Titled “The state of the kidney” — this diary of my hemodialysis and kidney transplant experiences totaled 94 entries spanning some 28 months. The very first email was sent in March 2000.
My CKD saga had generated a great deal of human interest notwithstanding the fact that a lot of people had a natural inclination to find out more about the disease. CKD currently brings around 10,000 Filipinos into dialysis treatments every year. Nowadays, a Filipino will likely know a friend or a kin that had been afflicted with CKD. Together with a heart attack or a stroke, chronic kidney disease is now a top Philippine killer. CKD has been listed by the Health Department as the tenth cause of mortality among Filipinos. In many cases, the fear stems more from the cost of the treatments rather than the prospect of meeting one’s Maker.
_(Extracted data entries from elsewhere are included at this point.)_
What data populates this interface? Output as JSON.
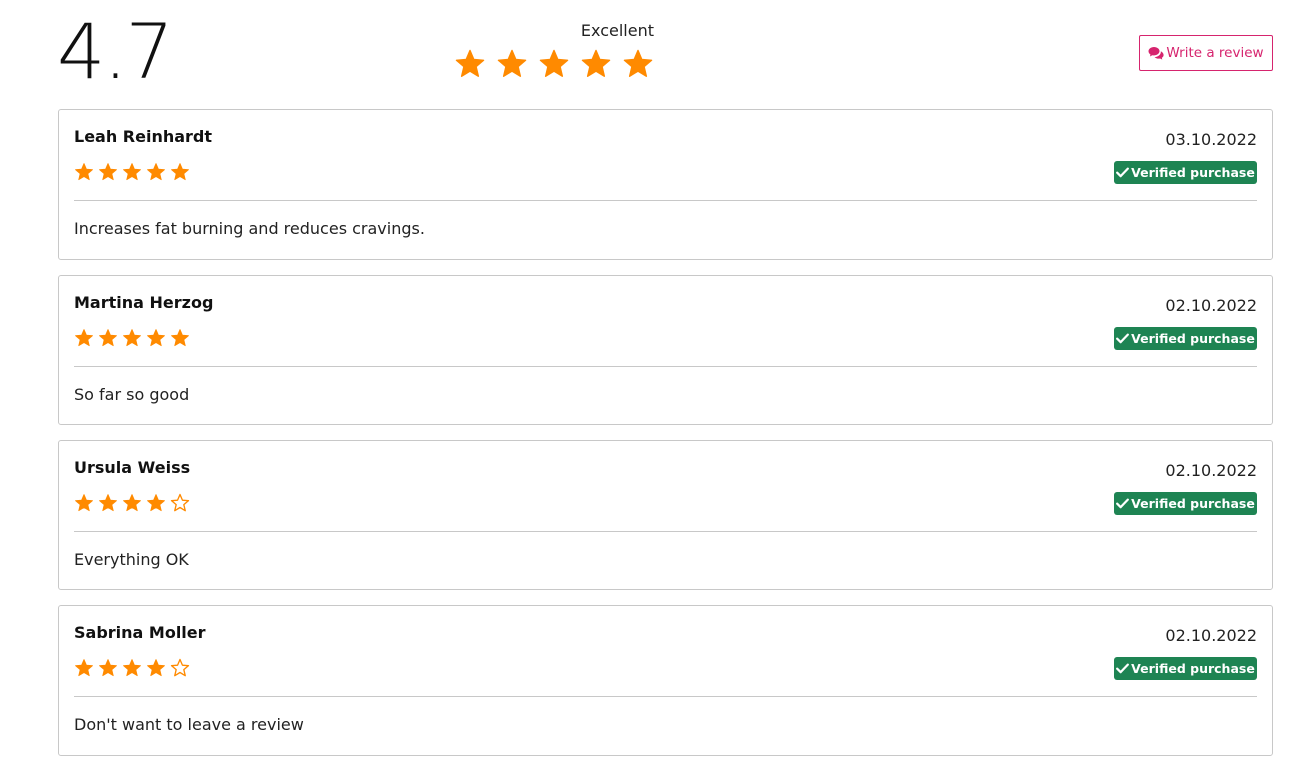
{
  "summary": {
    "score": "4.7",
    "rating_word": "Excellent",
    "stars_filled": 5,
    "stars_total": 5,
    "write_review_label": "Write a review"
  },
  "colors": {
    "star": "#ff8a00",
    "accent": "#d6246e",
    "verified": "#1e8453"
  },
  "icons": {
    "star": "star-icon",
    "star_outline": "star-outline-icon",
    "comments": "comments-icon",
    "check": "check-icon"
  },
  "reviews": [
    {
      "name": "Leah Reinhardt",
      "date": "03.10.2022",
      "rating": 5,
      "verified_label": "Verified purchase",
      "text": "Increases fat burning and reduces cravings."
    },
    {
      "name": "Martina Herzog",
      "date": "02.10.2022",
      "rating": 5,
      "verified_label": "Verified purchase",
      "text": "So far so good"
    },
    {
      "name": "Ursula Weiss",
      "date": "02.10.2022",
      "rating": 4,
      "verified_label": "Verified purchase",
      "text": "Everything OK"
    },
    {
      "name": "Sabrina Moller",
      "date": "02.10.2022",
      "rating": 4,
      "verified_label": "Verified purchase",
      "text": "Don't want to leave a review"
    }
  ]
}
To my surprise, I would occasionally receive emails from people who were not in my mailing list but who received my “The state of the kidney” series from someone in the original circulation. After the initial shock of learning that I had the problem, quite a number of the original recipients found the emails interesting to read and forwarded these to friends and kin.
Thus, I decided to heed the advise of many friends and kin, including some of my Makati Medical Center (MMC) doctors and some of the doctors of the National Kidney and Transplantation Institute (NKTI), to write this book that’s mostly culled from those e-mailed experiences. The doctors felt that such a wealth of experiences from someone who actually went through 25 months of hemodialysis treatments and now has over ten years of experience with kidney transplantation will be most helpful to new and potential sufferers of the disease.
Global CKD data reported that an average of 240 million people worldwide have diabetes while nearly 1 billion people suffer from hypertension. About 40 percent of diabetics eventually suffer from CKD while hypertension is the highest cause of CKD in the world. The cumulative global cost of dialysis and transplantation worldwide is projected to breach the $1 trillion level and this will certainly strain the health budgets of even the developed countries.
Just as I had greatly benefited from the shared experiences of my friend Tubby, I now share my own insights and experiences with those who may find themselves among the over 10,000 Filipinos who encounter end stage renal failure every year.